Everyone should be able to judge for themselves if the charges are serious enough to avoid that group.
For example, I was browsing for church equipment yesterday (Monday -- not on Sunday! hahaha) and I caught something that made me laugh and shake my head.
This was on eBay. At the bottom of the product's page, there was a notice "We are closed on Sunday and Holy Days. Please do not buy or pay for any of our items on Sunday."
...yeah, because computers need a break from mundane affairs to allow more time to worship God and think about spiritual matters on Sunday. :rolleyes:
Sad to say, that is not even close to the first time I've seen that kind of scrupulosity from Trads.
For some of them, if you steered the conversation (and their thinking) the right way, I'm sure you could convince them, alongside certain Jews, that "making a fire" on Sunday is servile work, and that you can't make your oven do it either. So you would create special ovens with "Sunday mode" where the oven would stay at a very low temperature all day, and you just turn up the heat as needed, but you wouldn't be actually kindling any "fire".

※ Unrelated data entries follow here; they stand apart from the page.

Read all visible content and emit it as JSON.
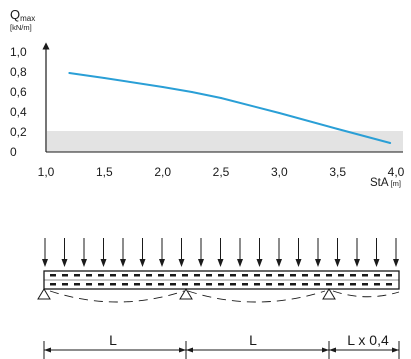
{
  "chart_data": {
    "type": "line",
    "ylabel_main": "Q",
    "ylabel_sub": "max",
    "yunit": "[kN/m]",
    "xlabel": "StA",
    "xunit": "[m]",
    "xlim": [
      1.0,
      4.0
    ],
    "ylim": [
      0,
      1.0
    ],
    "xticks": [
      "1,0",
      "1,5",
      "2,0",
      "2,5",
      "3,0",
      "3,5",
      "4,0"
    ],
    "yticks": [
      "0",
      "0,2",
      "0,4",
      "0,6",
      "0,8",
      "1,0"
    ],
    "shaded_band": {
      "y_from": 0,
      "y_to": 0.21,
      "color": "#e3e3e3"
    },
    "line_color": "#2a9fd6",
    "series": [
      {
        "x": [
          1.2,
          1.5,
          2.0,
          2.25,
          2.5,
          3.0,
          3.5,
          3.95
        ],
        "y": [
          0.79,
          0.74,
          0.65,
          0.6,
          0.54,
          0.39,
          0.23,
          0.09
        ]
      }
    ]
  },
  "beam": {
    "labels": [
      "L",
      "L",
      "L x 0,4"
    ]
  }
}
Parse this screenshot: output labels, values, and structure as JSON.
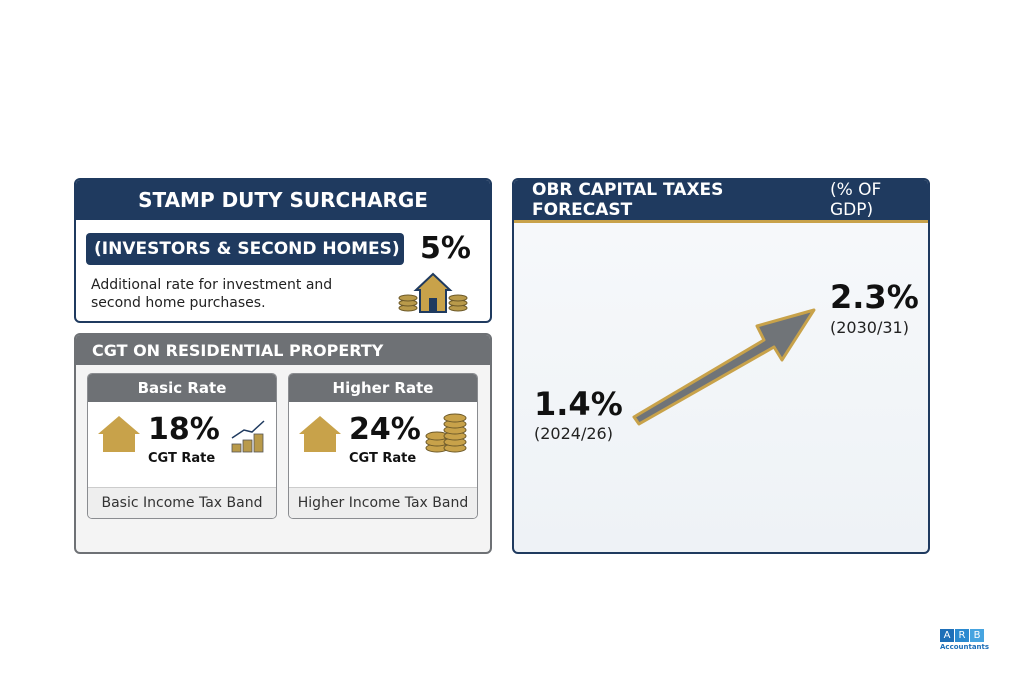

I could have some fun with them, if I wanted to. I would offer that creating more electricity demand than "necessary" -- for example, by running your oven, causes more people to have to work at the power plant, causing a certain % more people to have to miss Mass.
By the way, our oven actually has that "Sabbath Mode", so it's a true story. Some modern-day Jews actually are that Pharisaical.
But I bet you could get some Trads to line up right alongside them, when it comes to scrupulosity about their observance of Sunday.
They won't write books on Sunday, browse any kind of e-commerce website, etc. and they're left with "watching old movies" which are objectively full of errors from a Catholic standpoint, even if they are from the "good old days".